The Roanoke Times, June 13:
Fiscal responsibility goes out the windowCongressman Cantor, in response, this morning:
The new GOP looks a lot like the old GOP. Just ask Cantor himself, who recently led the push to keep $485 million in the latest defense appropriation bill to pay for an alternate engine program for the next generation of advanced jet fighters.
Lockheed Martin, the defense giant that won the contract for the F-35 Joint Strike Fighter, decided to use an engine made by Pratt & Whitney. That decision was approved by the Pentagon.
But GE and Rolls Royce want to build an alternate engine for use in the jet, at a cost of at least $485 million.
Rolls Royce just opened a new headquarters in Virginia and is building a factory in Prince George County.
So Cantor abandoned any pretense of fiscal responsibility and pushed the appropriation for an engine neither the jet's builder nor the Pentagon believe is necessary. [link]
Find cuts to pay for spendingGood argument. If one ignores the fact that the the United States military has no intention of using the 485 million dollar engine.

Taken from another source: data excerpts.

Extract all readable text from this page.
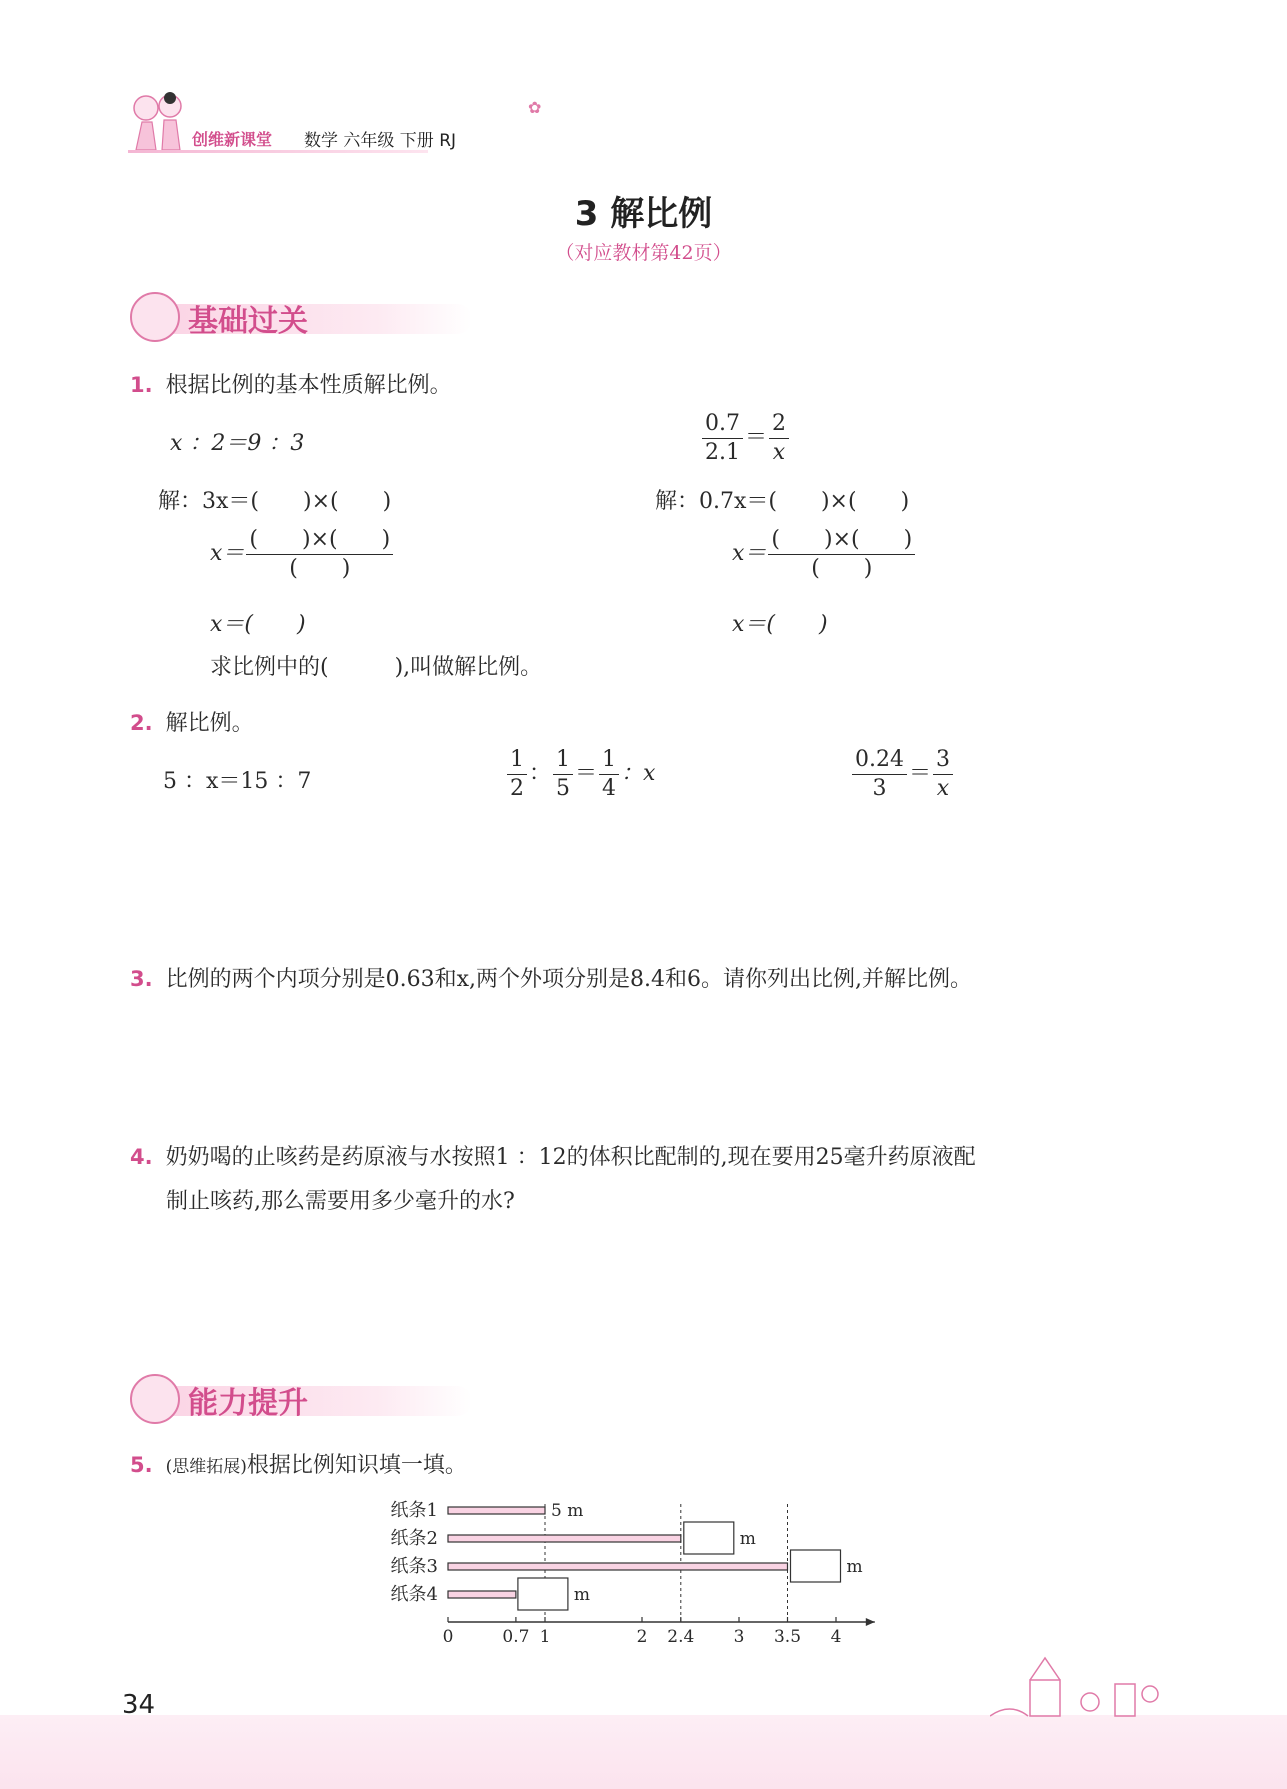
创维新课堂 数学 六年级 下册 RJ
✿
3 解比例
（对应教材第42页）
基础过关
1. 根据比例的基本性质解比例。
x ：2＝9 ：3
解：3x＝(　　)×(　　)
$x= \frac{( )\times( )}{( )}$
x＝(　　)
$\frac{0.7}{2.1} = \frac{2}{x}$
解：0.7x＝(　　)×(　　)
$x= \frac{( )\times( )}{( )}$
x＝(　　)
求比例中的(　　　),叫做解比例。
2. 解比例。
5 ：x＝15 ：7	$\frac{1}{2}$ ： $\frac{1}{5} = \frac{1}{4}$ ：x	$\frac{0.24}{3} = \frac{3}{x}$
3. 比例的两个内项分别是0.63和x,两个外项分别是8.4和6。请你列出比例,并解比例。
4. 奶奶喝的止咳药是药原液与水按照1 ：12的体积比配制的,现在要用25毫升药原液配
制止咳药,那么需要用多少毫升的水?
能力提升
5. (思维拓展)根据比例知识填一填。
0	0.7 1	2 2.4 3 3.5 4
纸条1	5 m
纸条2	m
纸条3	m
纸条4	m
34
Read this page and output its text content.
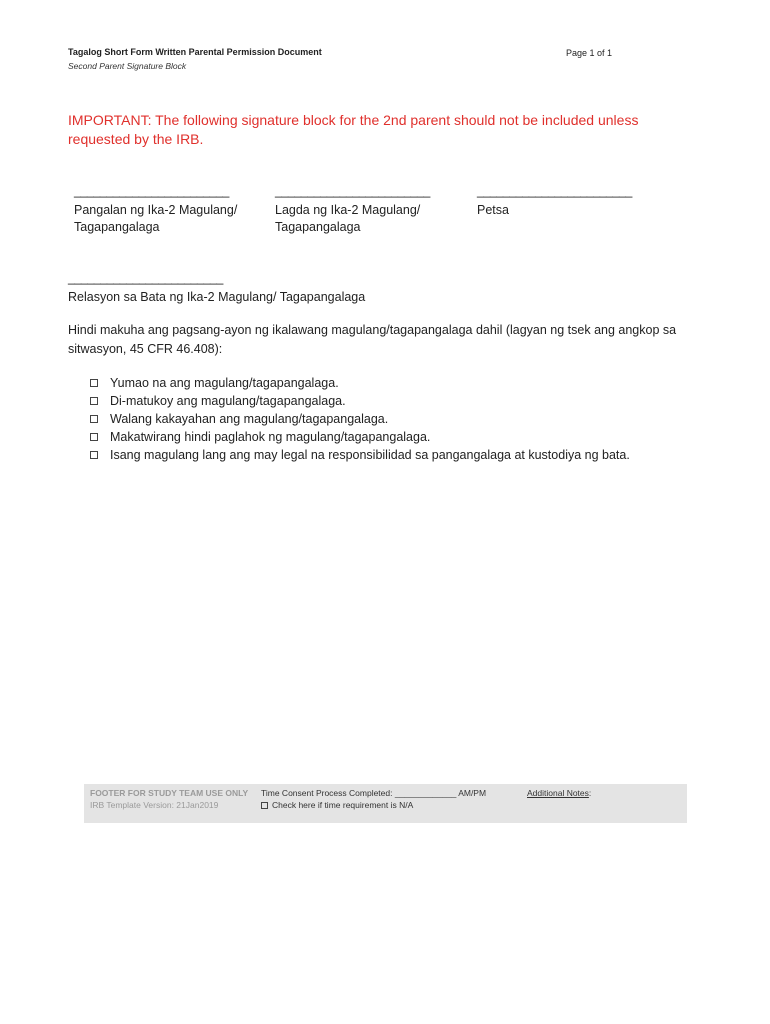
Tagalog Short Form Written Parental Permission Document
Second Parent Signature Block
Page 1 of 1
IMPORTANT: The following signature block for the 2nd parent should not be included unless requested by the IRB.
________________________
Pangalan ng Ika-2 Magulang/
Tagapangalaga
________________________
Lagda ng Ika-2 Magulang/
Tagapangalaga
________________________
Petsa
________________________
Relasyon sa Bata ng Ika-2 Magulang/ Tagapangalaga
Hindi makuha ang pagsang-ayon ng ikalawang magulang/tagapangalaga dahil (lagyan ng tsek ang angkop sa sitwasyon, 45 CFR 46.408):
Yumao na ang magulang/tagapangalaga.
Di-matukoy ang magulang/tagapangalaga.
Walang kakayahan ang magulang/tagapangalaga.
Makatwirang hindi paglahok ng magulang/tagapangalaga.
Isang magulang lang ang may legal na responsibilidad sa pangangalaga at kustodiya ng bata.
FOOTER FOR STUDY TEAM USE ONLY
IRB Template Version: 21Jan2019
Time Consent Process Completed: _____________ AM/PM
Check here if time requirement is N/A
Additional Notes:
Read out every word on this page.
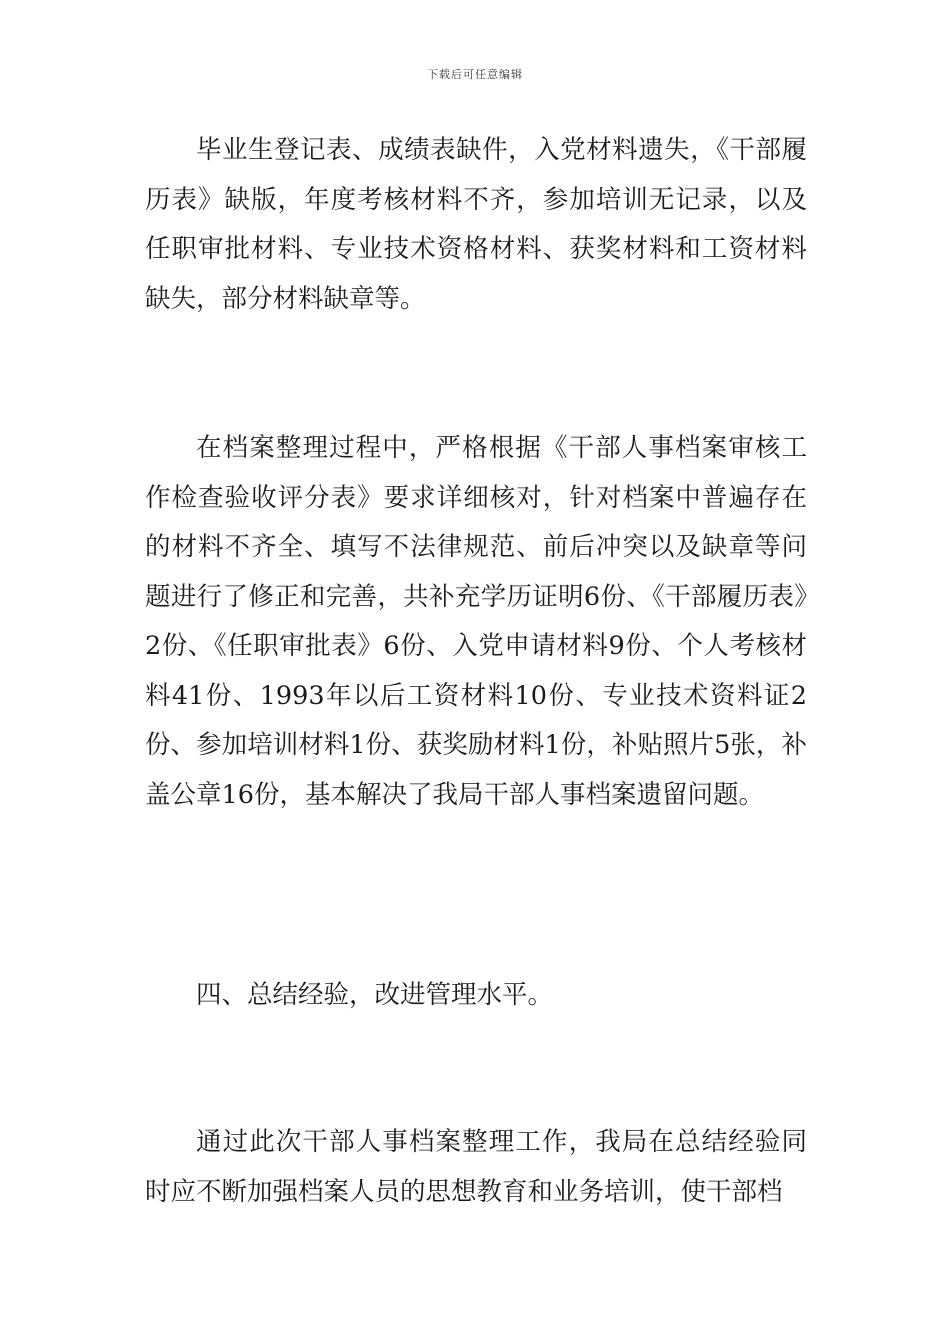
下载后可任意编辑

毕业生登记表、成绩表缺件，入党材料遗失，《干部履历表》缺版，年度考核材料不齐，参加培训无记录，以及任职审批材料、专业技术资格材料、获奖材料和工资材料缺失，部分材料缺章等。

在档案整理过程中，严格根据《干部人事档案审核工作检查验收评分表》要求详细核对，针对档案中普遍存在的材料不齐全、填写不法律规范、前后冲突以及缺章等问题进行了修正和完善，共补充学历证明6份、《干部履历表》2份、《任职审批表》6份、入党申请材料9份、个人考核材料41份、1993年以后工资材料10份、专业技术资料证2份、参加培训材料1份、获奖励材料1份，补贴照片5张，补盖公章16份，基本解决了我局干部人事档案遗留问题。

四、总结经验，改进管理水平。

通过此次干部人事档案整理工作，我局在总结经验同时应不断加强档案人员的思想教育和业务培训，使干部档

[jf: After a whole mess of weasel words, obfuscations, and distractions that are, frankly, beneath him ...]
Recently, The Roanoke Times questioned whether my support for an alternative engine for the F-35 Joint Strike Fighter was necessary ("Fiscal responsibility goes out the window," June 13 editorial). After much research, I became convinced that there is a compelling national security and economic case to be made in favor of the alternate F-35.
Military procurement competition, particularly in the development of engines, has produced a wide range of savings and improvements in quality over the years -- and I have no doubt that the trend will continue in the future. Simply put, I believe that market competition will not only produce a better product for our military, but actually save money over time.
In fact, the Government Accountability Office reached the same conclusion. It estimated that F-35 engine competition may produce sufficient savings over the fighter's lifetime to offset the cost of developing an alternate engine. The GAO and the Armed Services Committee have also cited benefits such as enhanced operational readiness, superior engine performance, better engine reliability, improved responsiveness from contractors and the maintenance of a healthy industrial base.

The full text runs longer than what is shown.